Yesterday, I worked from 8:30 AM to 8:30 PM and basically crammed everything I could into the hours. I ate lunch in 10 minutes at my desk. And I still didn't get caught up. It's true that I'm learning a new electronic medical record that is quite complex and takes a lot of time to customize to my particular documentation. But I'm also having to learn an even more complex and arcane set of rules for documenting my activities for the purposes of billing. The currency of the medical realm is called a Weighted Relative Value Unit or RVU. Each procedure or visit is worth a certain number of RVUs. RVUs supposedly take into account the length of training and expertise, risk and so forth and were originally developed as a way to rationalize a payment system that had simply developed naturally over time. One of the key criticisms of the RVU system is that it rewards procedural specialties like surgical subspecialties, radiology or interventional cardiology. So-called cognitive specialties such as general internal medicine, pediatrics or psychiatry are reimbursed at a much lower rate. As a colleague of my once said, "The closer you are to the patient the less you get paid," and unfortunately it's true. This is why medical students are choosing procedural specialties over primary care and psychiatry.
At any rate, although I don't even know yet how much cash an RVU is worth, I have a two-page printout with the RVU value for each of about 40 different procedures that I might use. That is, I know the relative value of one thing over another. This is already driving my behavior, since I want to maximize my income. So now I carry around my RVU chart and am trying to memorize it. Note that a specific activity might be billed in one of several ways, so I'm going to choose the procedure code that nets the highest price. Each procedure has a complex formula involving a point system for various aspects of taking a history, examining the patient, interpreting labs and xrays, and the complexity of medical decision-making. So I'm learning to include certain things in my notes that have little import because the bureaucracy requires it. The hospital has many different coders who pore over notes and make sure that the documentation has the requisite elements to justify the procedure code. Each insurance company including government agencies have huge staffs who do nothing but make sure that documentation supports the procedure. Keep in mind that there is no reason to believe that any of this adds to patient care or improves outcome. In fact, it is not only a distraction and decreases actual patient care time, but it adds enormously to the cost of health care, all the while creating no added value.
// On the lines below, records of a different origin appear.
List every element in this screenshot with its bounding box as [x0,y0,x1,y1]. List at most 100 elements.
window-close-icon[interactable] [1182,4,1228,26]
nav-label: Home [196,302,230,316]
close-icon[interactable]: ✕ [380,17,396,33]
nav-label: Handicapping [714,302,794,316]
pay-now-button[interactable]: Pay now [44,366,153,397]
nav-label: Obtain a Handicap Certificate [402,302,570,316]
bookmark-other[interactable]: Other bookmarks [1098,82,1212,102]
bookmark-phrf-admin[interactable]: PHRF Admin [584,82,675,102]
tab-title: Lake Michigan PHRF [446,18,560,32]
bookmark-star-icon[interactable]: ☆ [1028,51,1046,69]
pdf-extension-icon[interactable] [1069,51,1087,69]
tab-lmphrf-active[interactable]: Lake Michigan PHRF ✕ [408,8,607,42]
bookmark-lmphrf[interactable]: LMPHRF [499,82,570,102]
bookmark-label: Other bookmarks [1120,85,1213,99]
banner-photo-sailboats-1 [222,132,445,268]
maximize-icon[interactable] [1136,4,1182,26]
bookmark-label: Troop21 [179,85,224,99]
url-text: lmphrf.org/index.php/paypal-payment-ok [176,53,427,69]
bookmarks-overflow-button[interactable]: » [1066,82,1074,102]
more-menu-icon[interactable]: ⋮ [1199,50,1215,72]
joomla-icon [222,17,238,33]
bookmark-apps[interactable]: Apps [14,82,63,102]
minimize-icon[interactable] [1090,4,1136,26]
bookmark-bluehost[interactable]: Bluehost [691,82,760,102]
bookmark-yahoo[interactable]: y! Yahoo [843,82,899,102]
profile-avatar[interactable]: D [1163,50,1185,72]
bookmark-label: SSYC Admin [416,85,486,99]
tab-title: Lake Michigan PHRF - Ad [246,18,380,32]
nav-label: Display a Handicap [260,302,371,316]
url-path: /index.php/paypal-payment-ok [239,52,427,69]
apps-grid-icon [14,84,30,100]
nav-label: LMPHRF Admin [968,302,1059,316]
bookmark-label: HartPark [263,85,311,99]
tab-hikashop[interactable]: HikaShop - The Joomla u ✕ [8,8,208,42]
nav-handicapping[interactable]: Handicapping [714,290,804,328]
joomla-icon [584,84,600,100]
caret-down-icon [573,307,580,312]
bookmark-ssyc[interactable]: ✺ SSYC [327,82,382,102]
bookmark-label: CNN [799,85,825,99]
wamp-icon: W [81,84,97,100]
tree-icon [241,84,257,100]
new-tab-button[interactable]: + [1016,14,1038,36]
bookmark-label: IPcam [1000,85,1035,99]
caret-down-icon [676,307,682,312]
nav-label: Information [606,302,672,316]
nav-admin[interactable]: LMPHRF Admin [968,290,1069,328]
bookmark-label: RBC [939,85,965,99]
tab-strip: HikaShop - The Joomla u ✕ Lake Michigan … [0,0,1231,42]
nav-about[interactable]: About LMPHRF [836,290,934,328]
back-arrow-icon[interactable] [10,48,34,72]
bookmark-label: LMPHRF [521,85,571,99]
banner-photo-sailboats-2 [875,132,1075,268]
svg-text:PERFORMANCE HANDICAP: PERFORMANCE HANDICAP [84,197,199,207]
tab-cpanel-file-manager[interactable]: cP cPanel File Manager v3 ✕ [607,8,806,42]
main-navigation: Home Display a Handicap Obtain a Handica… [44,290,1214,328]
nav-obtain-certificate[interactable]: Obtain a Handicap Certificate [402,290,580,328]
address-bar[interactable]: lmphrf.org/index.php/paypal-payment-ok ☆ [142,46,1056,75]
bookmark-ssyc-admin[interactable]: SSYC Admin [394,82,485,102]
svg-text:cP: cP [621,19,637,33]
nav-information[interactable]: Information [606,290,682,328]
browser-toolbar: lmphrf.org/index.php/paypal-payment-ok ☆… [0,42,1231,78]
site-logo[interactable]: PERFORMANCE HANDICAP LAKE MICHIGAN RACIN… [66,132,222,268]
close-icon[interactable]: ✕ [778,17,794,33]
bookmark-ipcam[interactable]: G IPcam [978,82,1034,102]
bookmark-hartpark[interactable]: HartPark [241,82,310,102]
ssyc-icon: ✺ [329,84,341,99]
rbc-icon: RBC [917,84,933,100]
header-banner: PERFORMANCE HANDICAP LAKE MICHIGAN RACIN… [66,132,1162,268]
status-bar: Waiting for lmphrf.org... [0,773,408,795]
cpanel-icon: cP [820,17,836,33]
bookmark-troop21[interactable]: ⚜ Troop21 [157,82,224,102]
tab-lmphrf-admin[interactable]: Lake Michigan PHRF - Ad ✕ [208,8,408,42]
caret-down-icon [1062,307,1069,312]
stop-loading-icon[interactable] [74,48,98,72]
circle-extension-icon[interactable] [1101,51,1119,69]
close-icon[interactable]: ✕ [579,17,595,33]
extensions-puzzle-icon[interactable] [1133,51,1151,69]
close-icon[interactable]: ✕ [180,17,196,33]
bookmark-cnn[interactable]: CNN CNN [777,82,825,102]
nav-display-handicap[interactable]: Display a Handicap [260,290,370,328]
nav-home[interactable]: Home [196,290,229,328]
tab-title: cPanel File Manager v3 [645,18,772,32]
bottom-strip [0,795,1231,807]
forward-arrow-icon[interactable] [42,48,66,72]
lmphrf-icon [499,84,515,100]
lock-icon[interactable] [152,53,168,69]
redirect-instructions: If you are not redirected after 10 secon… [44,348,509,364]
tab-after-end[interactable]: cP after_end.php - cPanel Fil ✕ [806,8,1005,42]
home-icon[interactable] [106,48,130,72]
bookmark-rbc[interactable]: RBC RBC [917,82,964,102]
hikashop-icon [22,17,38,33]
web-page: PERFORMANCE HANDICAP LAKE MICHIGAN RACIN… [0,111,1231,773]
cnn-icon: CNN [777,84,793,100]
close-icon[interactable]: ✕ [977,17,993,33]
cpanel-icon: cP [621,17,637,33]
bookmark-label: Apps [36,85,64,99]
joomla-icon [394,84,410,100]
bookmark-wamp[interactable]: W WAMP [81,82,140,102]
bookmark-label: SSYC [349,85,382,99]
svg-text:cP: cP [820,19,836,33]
When I was working directly for the patient, that is, through self-pay, I charged an hourly rate no matter what kind of activity I was engaged in, and as long as the patient was satisfied with the service. When patients called me, they called my cell phone, not a nurse or receptionist. I could treat more patients because I could do telephone care and secure messaging and texting and get paid for it. Now, I have to schedule a visit because nothing else gets paid for. This decreases my true productivity and inconveniences the patient unnecessarily, and also costs more because the patients often have to take off work to see me.
This system is one that rivals Alice in Wonderland. What it will take to change it is unclear to me. But I have to say I prefer both the salaried approach used by the VA and the self-pay system to this wierd, complex, arcane and burdensome system. No wonder the US spends 30 cents of every health care dollar on administration and meanwhile gets care that often falls short of even minimal expectations.